Eggs Benedict Salad
 
Prep time
Cook time
Total time
 
This Eggs Benedict Salad is the perfect breakfast or brunch dish to make on Mother's Day, your next potluck, a family gathering or just any day of the week!
Author:
Serves: 6 to 8 servings
Ingredients
Salad:
  • 3 thick-cut English muffins, cubed
  • 3 tablespoons olive oil
  • salt and pepper, to taste
  • 1 (6-ounce) package Canadian bacon, diced
  • 4 large eggs
  • 8 ounces mixed greens
  • 1 small shallot, thinly sliced
  • 3 radishes, thinly sliced
  • 2 tablespoons sliced fresh chives, for garnish
  • 1 tablespoon fresh dill, for garnish
Dressing:
  • 1 large egg yolk
  • 1 tablespoon fresh lemon juice
  • 4 tablespoons unsalted butter, melted
  • ¼ cup olive oil
  • ¼ teaspoon chopped fresh dill
  • salt and pepper to taste
  • paprika, for garnish
Instructions
  1. Preheat oven to 400 degrees F.
  2. Place the English muffin cubes onto a baking sheet and drizzle with 2 tablespoons olive oil and season with salt and pepper. Give them a toss to evenly combine and shake onto an even layer. Bake until golden brown and crisp, about 15 minutes. Make sure to give them a toss about halfway through baking.

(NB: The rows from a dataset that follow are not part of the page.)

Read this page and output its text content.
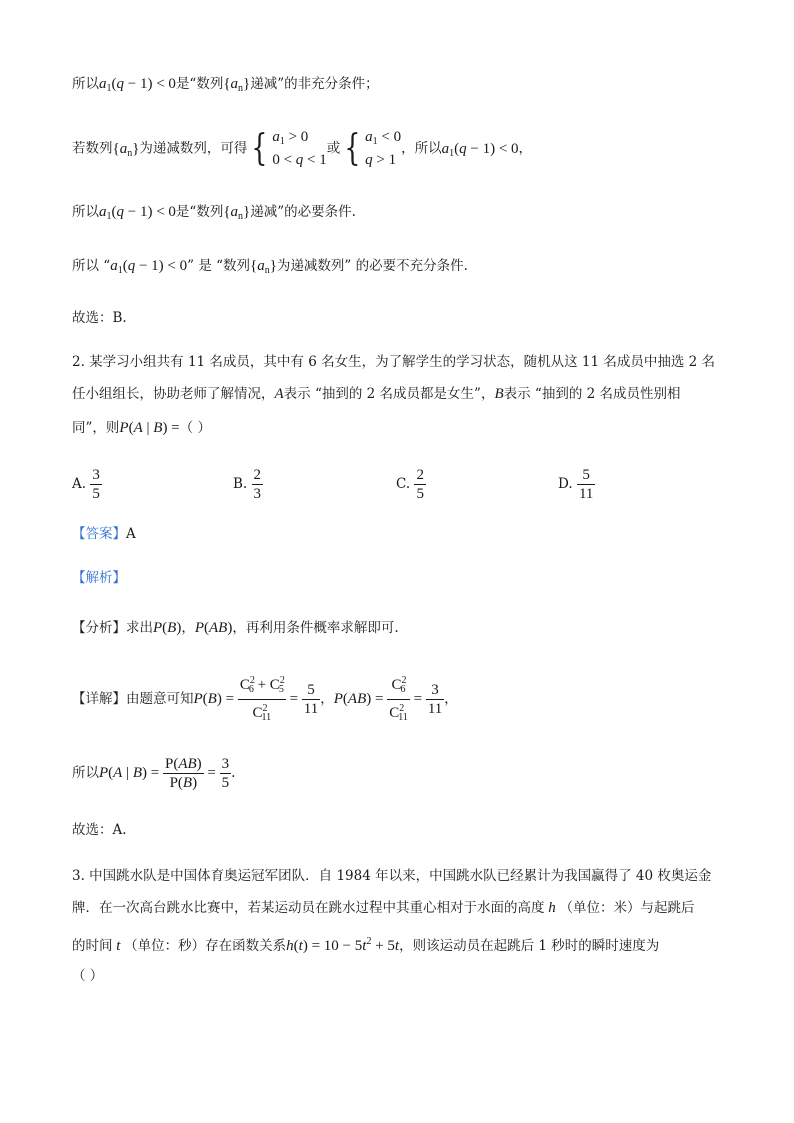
所以$a_1(q - 1) < 0$是“数列$\{a_n\}$递减”的非充分条件；
若数列$\{a_n\}$为递减数列，可得 { $a_1 > 0$
0 < q < 1
或 { $a_1 < 0$
q > 1
，所以$a_1(q - 1) < 0$，
所以$a_1(q - 1) < 0$是“数列$\{a_n\}$递减”的必要条件.
所以 “$a_1(q - 1) < 0$” 是 “数列$\{a_n\}$为递减数列” 的必要不充分条件.
故选：B.
2. 某学习小组共有 11 名成员，其中有 6 名女生，为了解学生的学习状态，随机从这 11 名成员中抽选 2 名
任小组组长，协助老师了解情况，A表示 “抽到的 2 名成员都是女生”，B表示 “抽到的 2 名成员性别相
同”，则P(A | B) =（ ）
A. $\frac{3}{5}$	B. $\frac{2}{3}$	C. $\frac{2}{5}$	D. $\frac{5}{11}$
【答案】A
【解析】
【分析】求出P(B)，P(AB)，再利用条件概率求解即可.
【详解】由题意可知$P(B) = \frac{C^2_6 + C^2_5}{C^2_{11}} = \frac{5}{11}$ ，$P(AB) = \frac{C^2_6}{C^2_{11}} = \frac{3}{11}$ ，
所以P(A | $B) = \frac{P(AB)}{P(B)} = \frac{3}{5}$ .
故选：A.
3. 中国跳水队是中国体育奥运冠军团队．自 1984 年以来，中国跳水队已经累计为我国赢得了 40 枚奥运金
牌．在一次高台跳水比赛中，若某运动员在跳水过程中其重心相对于水面的高度 h （单位：米）与起跳后
的时间 t （单位：秒）存在函数关系$h(t) = 10 - 5t^2 + 5t$，则该运动员在起跳后 1 秒时的瞬时速度为
（ ）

  3. Set a large skillet over medium heat with the remaining tablespoon olive oil. Once hot, add the Canadian bacon and stir, cooking until browned, about 4 to 6 minutes. Set aside and allow to cool.
  4. Bring a medium pot of water to a boil and then carefully lower in the eggs. Cook for exactly 7 minutes and then using a slotted spoon, remove the eggs from the boiling water and then immediately place in an ice bath. Once cooled, carefully peel the eggs and set aside until ready to assemble the salad.
  5. To make the dressing, whisk the egg yolk and lemon juice in a large bowl until combined. Slowly drizzle in the melted butter and olive oil, while whisking constantly until thick and smooth. Stir in the dill and season with salt pepper and a pinch of paprika.
  6. To assemble the salad, place the greens in a very large bowl. Add about half of the dressing and toss until the greens are evenly dressed. Transfer onto a large serving platter. Then arrange the croutons, bacon, shallot, and radishes on top. Slice the eggs in half and arrange on top of the salad as well. Drizzle the top with the as much of the remaining dressing as desired. Garnish with chives, dill and paprika. Enjoy!